A healthy, asymptomatic, 32-year-old serving soldier returning from an overseas assignment was subjected to screening for HIV infection. No risk factor or risk behaviour could be elicited during the pretest counselling. Chronology of test results pertaining to him for the last 2 years are depicted in Table 1. The table shows equivocal or positive ELISA results and negative or positive rapid test results on 5 occasions during Oct 93 to Sep 95. WB test done on 4 occasions was negative. CD4 count was not done.
The subject of this case report showed fluctuating positivity for HIV-1 and HIV-2 by various screening tests and negative WB test results.
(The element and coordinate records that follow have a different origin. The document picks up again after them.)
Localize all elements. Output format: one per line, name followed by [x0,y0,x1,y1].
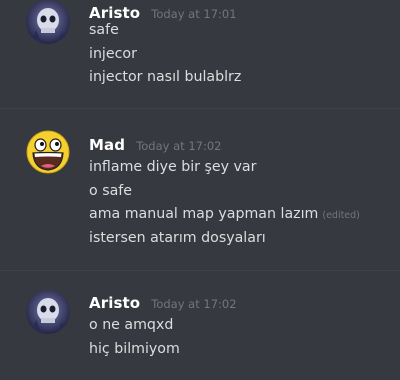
message-text: inflame diye bir şey var [89,159,257,175]
message-header: Aristo Today at 17:02 [89,293,237,312]
timestamp: Today at 17:02 [151,297,237,311]
timestamp: Today at 17:02 [136,139,222,153]
username[interactable]: Aristo [89,294,140,312]
timestamp: Today at 17:01 [151,7,237,21]
user-avatar[interactable] [26,130,70,174]
message-text: istersen atarım dosyaları [89,230,266,246]
awesome-face-avatar-icon [26,130,70,174]
username[interactable]: Mad [89,136,125,154]
user-avatar[interactable] [26,290,70,334]
user-avatar[interactable] [26,0,70,44]
message-divider [0,270,400,271]
message-text: o safe [89,183,132,199]
message-text: hiç bilmiyom [89,341,180,357]
message-text: ama manual map yapman lazım [89,206,319,222]
message-text: o ne amqxd [89,317,174,333]
chat-messages: Aristo Today at 17:01 safe injecor injec… [0,0,400,380]
edited-label: (edited) [322,210,360,221]
message-header: Mad Today at 17:02 [89,135,221,154]
skull-avatar-icon [26,290,70,334]
message-text: safe [89,22,119,38]
message-group: Aristo Today at 17:02 o ne amqxd hiç bil… [0,288,400,368]
skull-avatar-icon [26,0,70,44]
message-group: Mad Today at 17:02 inflame diye bir şey … [0,130,400,260]
message-text: injecor [89,46,137,62]
message-text-edited: ama manual map yapman lazım (edited) [89,206,360,222]
username[interactable]: Aristo [89,4,140,22]
message-header: Aristo Today at 17:01 [89,3,237,22]
message-group: Aristo Today at 17:01 safe injecor injec… [0,0,400,100]
message-divider [0,108,400,109]
message-text: injector nasıl bulablrz [89,69,242,85]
Notwithstanding the latter, he was advised repeat testing for HIV at punctuated intervals mainly because of equivocal or strongly positive or negative screening test results. He was ultimately declared uninfected in view of repeated WB negativity.
False positive results are not uncommon in ELISA for HIV , specially in studies of low-risk individuals. In one such study only 13 per cent of ELISA-positive individuals among voluntary blood donors actually had HIV infection .
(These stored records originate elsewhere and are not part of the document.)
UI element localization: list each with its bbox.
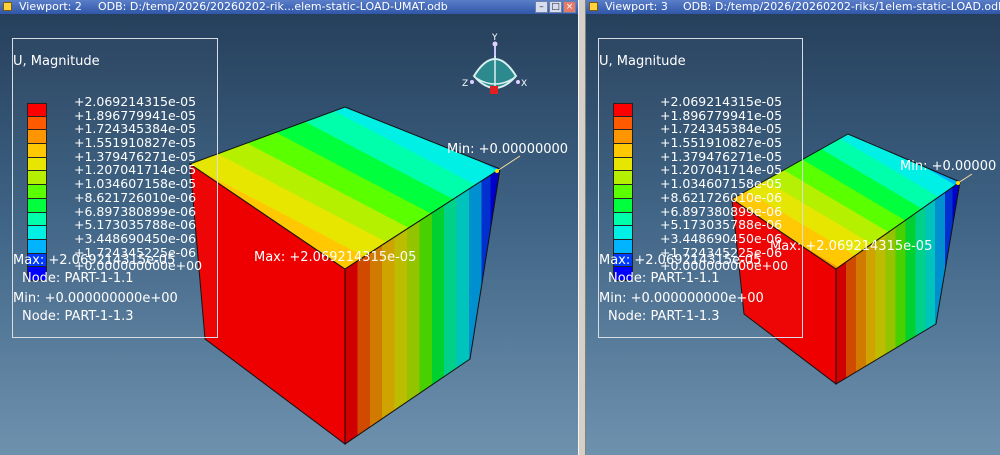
legend-title: U, Magnitude [599, 54, 686, 69]
legend-color-band [27, 226, 47, 240]
legend-value: +8.621726010e-06 [660, 189, 783, 205]
min-value-label: Min: +0.000000000e+00 [13, 291, 178, 306]
legend-color-band [27, 185, 47, 199]
minimize-button[interactable]: – [535, 1, 548, 13]
legend-value: +1.379476271e-05 [74, 148, 197, 164]
legend-color-band [27, 212, 47, 227]
min-overlay-label: Min: +0.00000000 [447, 142, 569, 157]
triad-z-label: Z [462, 79, 468, 89]
legend-value: +5.173035788e-06 [660, 217, 783, 233]
legend-color-band [27, 239, 47, 254]
legend-value: +1.724345384e-05 [660, 121, 783, 137]
legend-value: +6.897380899e-06 [660, 203, 783, 219]
legend-value: +1.724345384e-05 [74, 121, 197, 137]
legend-value: +1.379476271e-05 [660, 148, 783, 164]
close-button[interactable]: × [563, 1, 576, 13]
max-value-label: Max: +2.069214315e-05 [599, 253, 762, 268]
legend-color-band [613, 198, 633, 213]
legend-color-band [613, 130, 633, 145]
min-value-label: Min: +0.000000000e+00 [599, 291, 764, 306]
legend-color-band [27, 116, 47, 131]
legend-value: +1.551910827e-05 [660, 135, 783, 151]
viewport-title: Viewport: 3 [605, 0, 668, 13]
legend-color-band [613, 226, 633, 240]
viewport-canvas[interactable]: Y Z X U, Magnitude +2.069214315e-05 +1.89… [0, 14, 578, 455]
legend-value: +5.173035788e-06 [74, 217, 197, 233]
max-node-label: Node: PART-1-1.1 [22, 271, 134, 286]
legend-color-band [27, 157, 47, 172]
max-overlay-label: Max: +2.069214315e-05 [254, 250, 417, 265]
viewport-title-bar[interactable]: Viewport: 3 ODB: D:/temp/2026/20260202-r… [586, 0, 1000, 14]
contour-legend[interactable]: U, Magnitude +2.069214315e-05 +1.89677994… [12, 38, 218, 338]
legend-color-band [613, 185, 633, 199]
legend-title: U, Magnitude [13, 54, 100, 69]
legend-value: +2.069214315e-05 [660, 94, 783, 109]
legend-color-band [27, 103, 47, 117]
odb-path: ODB: D:/temp/2026/20260202-riks/1elem-st… [683, 0, 1000, 13]
legend-color-band [613, 239, 633, 254]
legend-color-band [27, 130, 47, 145]
legend-color-band [27, 198, 47, 213]
legend-value: +1.034607158e-05 [660, 176, 783, 192]
legend-color-band [613, 157, 633, 172]
legend-value: +8.621726010e-06 [74, 189, 197, 205]
viewport-divider [578, 0, 586, 455]
legend-value: +1.034607158e-05 [74, 176, 197, 192]
min-node-label: Node: PART-1-1.3 [22, 309, 134, 324]
legend-value: +3.448690450e-06 [660, 230, 783, 246]
max-value-label: Max: +2.069214315e-05 [13, 253, 176, 268]
viewport-title: Viewport: 2 [19, 0, 82, 13]
legend-color-band [613, 103, 633, 117]
min-node-label: Node: PART-1-1.3 [608, 309, 720, 324]
legend-value: +3.448690450e-06 [74, 230, 197, 246]
odb-path: ODB: D:/temp/2026/20260202-rik...elem-st… [98, 0, 448, 13]
legend-values: +2.069214315e-05 +1.896779941e-05 +1.72434… [660, 95, 788, 273]
legend-color-band [613, 144, 633, 158]
viewport-canvas[interactable]: U, Magnitude +2.069214315e-05 +1.89677994… [586, 14, 1000, 455]
viewport-icon [589, 2, 598, 11]
triad-x-label: X [521, 79, 527, 89]
viewport-icon [3, 2, 12, 11]
viewport-title-bar[interactable]: Viewport: 2 ODB: D:/temp/2026/20260202-r… [0, 0, 578, 14]
legend-value: +1.207041714e-05 [660, 162, 783, 178]
viewport-2[interactable]: Viewport: 2 ODB: D:/temp/2026/20260202-r… [0, 0, 578, 455]
viewport-3[interactable]: Viewport: 3 ODB: D:/temp/2026/20260202-r… [586, 0, 1000, 455]
max-overlay-label: Max: +2.069214315e-05 [770, 239, 933, 254]
legend-color-band [27, 171, 47, 186]
legend-value: +6.897380899e-06 [74, 203, 197, 219]
legend-color-band [613, 212, 633, 227]
legend-values: +2.069214315e-05 +1.896779941e-05 +1.72434… [74, 95, 202, 273]
min-overlay-label: Min: +0.00000 [900, 159, 997, 174]
max-node-label: Node: PART-1-1.1 [608, 271, 720, 286]
maximize-button[interactable]: □ [549, 1, 562, 13]
legend-value: +1.896779941e-05 [74, 107, 197, 123]
legend-color-band [613, 171, 633, 186]
legend-value: +1.207041714e-05 [74, 162, 197, 178]
legend-value: +2.069214315e-05 [74, 94, 197, 109]
legend-value: +1.896779941e-05 [660, 107, 783, 123]
contour-legend[interactable]: U, Magnitude +2.069214315e-05 +1.89677994… [598, 38, 803, 338]
legend-color-band [27, 144, 47, 158]
triad-y-label: Y [491, 33, 498, 43]
legend-value: +1.551910827e-05 [74, 135, 197, 151]
view-triad-icon: Y Z X [462, 33, 527, 94]
legend-color-band [613, 116, 633, 131]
Currently available ELISAs for HIV have sensitivity and specificity of over 99.5 per cent and 98 per cent respectively . They are combination ELISAs in that they detect both anti-HIV1 and anti-HIV2 antibodies. Chemically synthesized peptides of both the agents are used as antigens in the test kits . ELISA tests are generally scored as positive (highly reactive), negative (non-reactive) or indeterminate (partially reactive) . The ELISA reactivity in our patient was positive and indeterminate on 2 occasions each.
The accuracy of detecting HIV specific antibody with the combination of ELISA and WB has been convincingly demonstrated. In one study , only 1 out of 15 serum samples positive by both ELISA and WB was negative by independent screening assays. This signifies the confirmatory negative or positive value of WB specially so in cases with dubious screening test results. Thus, it is imperative to give due credence to the Western blot result, regardless of the screening test result. Not giving such credence was the major pitfall in this case.
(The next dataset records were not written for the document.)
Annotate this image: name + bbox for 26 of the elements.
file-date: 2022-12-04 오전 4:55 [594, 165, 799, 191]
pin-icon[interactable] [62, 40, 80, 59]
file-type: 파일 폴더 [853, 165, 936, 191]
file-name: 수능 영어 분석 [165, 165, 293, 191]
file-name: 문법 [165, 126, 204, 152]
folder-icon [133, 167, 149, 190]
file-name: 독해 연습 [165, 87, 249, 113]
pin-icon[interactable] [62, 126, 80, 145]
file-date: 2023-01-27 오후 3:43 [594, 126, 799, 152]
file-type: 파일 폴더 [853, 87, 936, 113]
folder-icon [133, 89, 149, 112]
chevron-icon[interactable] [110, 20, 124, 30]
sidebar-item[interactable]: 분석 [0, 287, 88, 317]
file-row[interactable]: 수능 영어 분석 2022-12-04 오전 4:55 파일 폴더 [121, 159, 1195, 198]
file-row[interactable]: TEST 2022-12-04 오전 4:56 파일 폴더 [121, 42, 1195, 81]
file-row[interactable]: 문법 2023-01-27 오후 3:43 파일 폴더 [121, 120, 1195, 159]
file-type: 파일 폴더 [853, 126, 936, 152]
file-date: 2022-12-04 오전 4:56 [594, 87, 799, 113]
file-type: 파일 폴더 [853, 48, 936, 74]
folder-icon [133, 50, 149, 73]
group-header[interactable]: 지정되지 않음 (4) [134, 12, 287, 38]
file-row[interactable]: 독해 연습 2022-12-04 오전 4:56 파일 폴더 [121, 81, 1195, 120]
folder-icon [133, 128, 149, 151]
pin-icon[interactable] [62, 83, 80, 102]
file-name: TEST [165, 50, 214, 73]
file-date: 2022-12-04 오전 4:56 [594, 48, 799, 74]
Evident from Table 1 is the lack of concordance between screening assays done repeatedly. Such a discrepancy is explained on the basis of ELISAs requiring a smaller quantum of antibodies for positivity as compared to WB . Hence, WB is not positive in early seroconversion and cannot be used for routine screening. However, unlike ELISA, a positive WB is highly prognostic of AIDS.
Western blot is only indicated in high-risk group subjects. It was resorted to in our subject due to repeated discordant results of his screening tests and ELISAs, so that the individual could definitively be declared either infected or uninfected.
The message this case report conveys is that it is necessary to interpret ELISA and even WB results in HIV infection in conjunction with the risk group and not in isolation. Further we underscore Western blot's confirmatory value.